Her son-in-law would visit three times a week to collect washing, clean the fridge, make a hot cup of tea, chat and make her comfortable. Bubbles’ daughter then visited over the weekend, to tidy the house, bring the clean laundry, etc. and help with a bed bath (as the bathroom was no longer accessible). This is how Bubbles spent most of her days for three long weeks.
She started to go downhill fast and began to give up, this was no life.
Then the flat was quickly rearranged and the pop-in care agency cancelled. This is when, in Bubbles words, “an angel arrived”. Arranged by her son and daughter, a live-in carer arrived from Christies Care. The life that she thought was gone, came back. Bubbles spent one more spell in hospital, when the chest infection flared up, but every day, all day, her carer was there at her bedside.
Six days later she was back in her flat once again. Her ‘little palace’, and this is how the carers kept it. Her little home kept as she would have done if she was able to do so. Although on bed care she was not bored, but still helped as the carers involved her with ornaments to wash/polish, flowers to arrange and vegetables to prepare. And, most importantly, a hot cup of tea whenever she fancied one – and in a cup! Her favourite food cooked from scratch and a complete change of clothing daily.
She spent time in her chair most days. They played games, knitted and watched television together. And medication was on time. The afternoons were ‘me’ time when Bubbles would take a nap, read a book or do the crossword while her carer went into town, taking her down-time. Life was great.
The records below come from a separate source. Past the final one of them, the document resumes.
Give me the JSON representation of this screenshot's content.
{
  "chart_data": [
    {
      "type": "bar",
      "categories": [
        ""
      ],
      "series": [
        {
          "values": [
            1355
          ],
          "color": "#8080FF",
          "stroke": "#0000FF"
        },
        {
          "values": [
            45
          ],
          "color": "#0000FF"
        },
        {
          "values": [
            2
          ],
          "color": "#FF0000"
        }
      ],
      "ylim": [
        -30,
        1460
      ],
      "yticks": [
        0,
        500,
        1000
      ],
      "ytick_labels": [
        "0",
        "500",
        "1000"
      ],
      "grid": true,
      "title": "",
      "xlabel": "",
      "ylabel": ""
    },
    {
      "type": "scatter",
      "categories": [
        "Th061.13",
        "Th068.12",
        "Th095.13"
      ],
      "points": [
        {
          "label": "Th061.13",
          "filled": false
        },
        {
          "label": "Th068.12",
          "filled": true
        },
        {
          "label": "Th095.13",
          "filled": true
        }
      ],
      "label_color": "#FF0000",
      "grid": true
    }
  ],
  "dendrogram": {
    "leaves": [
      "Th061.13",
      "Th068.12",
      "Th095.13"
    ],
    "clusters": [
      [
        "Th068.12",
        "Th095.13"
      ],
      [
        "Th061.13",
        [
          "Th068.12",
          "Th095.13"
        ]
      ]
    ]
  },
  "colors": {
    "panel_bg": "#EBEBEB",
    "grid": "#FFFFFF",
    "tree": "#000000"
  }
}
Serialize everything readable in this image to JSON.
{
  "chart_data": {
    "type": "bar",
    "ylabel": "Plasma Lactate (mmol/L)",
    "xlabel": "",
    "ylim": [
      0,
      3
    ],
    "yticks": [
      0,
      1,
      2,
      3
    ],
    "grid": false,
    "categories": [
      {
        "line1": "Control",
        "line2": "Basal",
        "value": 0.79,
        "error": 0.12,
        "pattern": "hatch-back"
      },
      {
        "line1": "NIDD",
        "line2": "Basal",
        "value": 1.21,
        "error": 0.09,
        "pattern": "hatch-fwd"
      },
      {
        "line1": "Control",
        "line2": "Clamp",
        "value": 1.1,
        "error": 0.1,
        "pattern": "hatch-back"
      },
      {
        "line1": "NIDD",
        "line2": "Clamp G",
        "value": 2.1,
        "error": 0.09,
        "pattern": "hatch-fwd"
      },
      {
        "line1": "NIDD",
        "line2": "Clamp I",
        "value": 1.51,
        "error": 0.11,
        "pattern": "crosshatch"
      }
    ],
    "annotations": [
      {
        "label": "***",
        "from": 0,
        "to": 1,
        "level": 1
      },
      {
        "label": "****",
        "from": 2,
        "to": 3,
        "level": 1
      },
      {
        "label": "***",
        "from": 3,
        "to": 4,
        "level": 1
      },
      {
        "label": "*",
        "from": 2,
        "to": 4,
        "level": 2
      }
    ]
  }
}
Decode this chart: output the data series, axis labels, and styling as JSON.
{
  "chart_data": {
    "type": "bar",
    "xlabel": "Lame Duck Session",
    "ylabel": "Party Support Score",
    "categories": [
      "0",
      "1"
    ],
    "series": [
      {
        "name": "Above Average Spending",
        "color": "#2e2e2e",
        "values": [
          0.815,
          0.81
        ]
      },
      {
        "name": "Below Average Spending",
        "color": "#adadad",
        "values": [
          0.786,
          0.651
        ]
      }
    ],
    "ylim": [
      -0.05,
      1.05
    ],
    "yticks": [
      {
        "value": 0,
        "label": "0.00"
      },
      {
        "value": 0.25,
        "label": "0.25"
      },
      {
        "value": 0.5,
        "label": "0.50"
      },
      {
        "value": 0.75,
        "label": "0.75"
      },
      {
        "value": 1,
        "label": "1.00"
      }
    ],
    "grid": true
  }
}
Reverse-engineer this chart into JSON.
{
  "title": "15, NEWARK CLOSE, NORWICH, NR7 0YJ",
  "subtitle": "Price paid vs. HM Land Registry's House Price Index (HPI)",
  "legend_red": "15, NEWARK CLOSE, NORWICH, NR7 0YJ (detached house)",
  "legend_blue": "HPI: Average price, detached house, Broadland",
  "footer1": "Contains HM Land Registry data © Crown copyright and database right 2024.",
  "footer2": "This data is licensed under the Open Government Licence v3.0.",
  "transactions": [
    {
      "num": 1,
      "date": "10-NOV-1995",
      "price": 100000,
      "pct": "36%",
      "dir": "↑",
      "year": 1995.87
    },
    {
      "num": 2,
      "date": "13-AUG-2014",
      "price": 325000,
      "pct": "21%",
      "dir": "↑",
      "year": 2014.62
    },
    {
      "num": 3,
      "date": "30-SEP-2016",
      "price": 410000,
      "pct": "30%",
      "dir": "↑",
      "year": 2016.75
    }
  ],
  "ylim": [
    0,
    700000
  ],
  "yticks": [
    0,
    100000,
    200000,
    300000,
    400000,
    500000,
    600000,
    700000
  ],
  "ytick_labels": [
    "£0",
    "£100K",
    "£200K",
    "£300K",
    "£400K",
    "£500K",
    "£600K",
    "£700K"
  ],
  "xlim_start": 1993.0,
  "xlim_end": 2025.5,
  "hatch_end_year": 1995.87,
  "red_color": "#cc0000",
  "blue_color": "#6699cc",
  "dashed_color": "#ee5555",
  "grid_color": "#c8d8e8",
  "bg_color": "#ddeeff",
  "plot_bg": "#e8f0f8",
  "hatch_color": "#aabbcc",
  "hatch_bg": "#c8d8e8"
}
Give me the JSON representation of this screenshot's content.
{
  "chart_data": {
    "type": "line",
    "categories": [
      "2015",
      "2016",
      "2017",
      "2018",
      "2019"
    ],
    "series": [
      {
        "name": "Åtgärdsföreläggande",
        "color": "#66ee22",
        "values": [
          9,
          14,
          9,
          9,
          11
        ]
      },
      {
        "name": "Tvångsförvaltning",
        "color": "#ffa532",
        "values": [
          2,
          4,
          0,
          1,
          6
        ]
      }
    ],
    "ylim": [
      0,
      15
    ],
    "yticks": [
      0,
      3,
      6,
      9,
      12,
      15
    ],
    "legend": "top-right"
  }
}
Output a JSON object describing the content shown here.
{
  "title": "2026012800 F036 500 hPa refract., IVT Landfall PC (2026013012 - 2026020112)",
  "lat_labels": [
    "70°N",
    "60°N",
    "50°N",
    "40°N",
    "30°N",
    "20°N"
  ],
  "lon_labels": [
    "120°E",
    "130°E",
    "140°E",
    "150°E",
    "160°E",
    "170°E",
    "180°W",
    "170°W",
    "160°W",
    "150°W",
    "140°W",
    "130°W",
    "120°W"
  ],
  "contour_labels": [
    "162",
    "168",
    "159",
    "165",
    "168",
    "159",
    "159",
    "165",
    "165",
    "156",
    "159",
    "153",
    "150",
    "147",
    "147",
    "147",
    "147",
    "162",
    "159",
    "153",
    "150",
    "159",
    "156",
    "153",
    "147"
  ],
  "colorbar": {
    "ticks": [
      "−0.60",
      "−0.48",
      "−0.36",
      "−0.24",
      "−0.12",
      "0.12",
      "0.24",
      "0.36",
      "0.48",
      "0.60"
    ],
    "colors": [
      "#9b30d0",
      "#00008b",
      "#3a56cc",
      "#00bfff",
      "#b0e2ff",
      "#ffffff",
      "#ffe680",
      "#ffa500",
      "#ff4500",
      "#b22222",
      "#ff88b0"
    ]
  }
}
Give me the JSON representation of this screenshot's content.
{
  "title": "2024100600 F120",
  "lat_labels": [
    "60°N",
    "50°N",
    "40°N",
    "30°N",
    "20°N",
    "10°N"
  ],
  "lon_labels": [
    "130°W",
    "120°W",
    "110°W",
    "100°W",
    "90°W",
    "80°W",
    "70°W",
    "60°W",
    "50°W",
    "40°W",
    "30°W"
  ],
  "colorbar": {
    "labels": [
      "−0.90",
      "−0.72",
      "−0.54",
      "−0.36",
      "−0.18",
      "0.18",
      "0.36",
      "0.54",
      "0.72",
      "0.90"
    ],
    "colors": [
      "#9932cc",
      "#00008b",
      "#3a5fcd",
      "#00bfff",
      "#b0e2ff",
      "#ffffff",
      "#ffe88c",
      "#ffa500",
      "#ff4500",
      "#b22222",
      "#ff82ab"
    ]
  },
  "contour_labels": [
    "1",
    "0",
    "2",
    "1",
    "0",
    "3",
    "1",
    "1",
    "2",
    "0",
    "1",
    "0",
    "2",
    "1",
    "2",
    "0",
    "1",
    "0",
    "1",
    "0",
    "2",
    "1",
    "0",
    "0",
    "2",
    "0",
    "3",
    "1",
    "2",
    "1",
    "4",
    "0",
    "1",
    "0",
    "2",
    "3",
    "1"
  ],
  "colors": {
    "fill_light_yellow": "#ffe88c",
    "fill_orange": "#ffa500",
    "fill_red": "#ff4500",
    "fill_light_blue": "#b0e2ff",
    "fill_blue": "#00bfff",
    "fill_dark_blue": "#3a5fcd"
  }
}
She had some lovely carers, all with their own personality, just like Bubbles. Winter came and one morning she awoke to a mini snowman sitting on the windowsill. Spring brought the birds back to the garden and a feeder was attached outside the window that attracted a few birds.
Once again she was loving life – different, but happy!
Bubbles ended up with a regular carer. They used to have a ‘Silly Saturday’ – watching strictly was great, they would dress-up for the occasion with full make-up, following the theme of the night an eat popcorn, pancakes, ice cream, whatever was decided. Athletics was her favourite so both would sit and each pick a favourite (biscuits were placed as a bet) and they would cheer him or her along.
Christmas came and her carer surprised her with a Christmas tree that they both decorated. Bubbles hadn’t had one for years as Christmas was usually spent with family.
Sunday morning was sing along time – CD on and they were off in full voice. One summer day with the window open letting in a lovely breeze, they were both singing at the top of their voices when there was a knock on the floor (the ceiling) from the flat above asking them if they “knew what time it was?” and to calm down. That made her day, at 96 being told to calm down! Well … it was 10.30am and they had been up and about for over three hours.
Bubbles left this world on April 24th, 2018 having spent the most wonderful past year with her very special, well-trained live-in carers – one by her side to the end (after making her favourite cup of tea).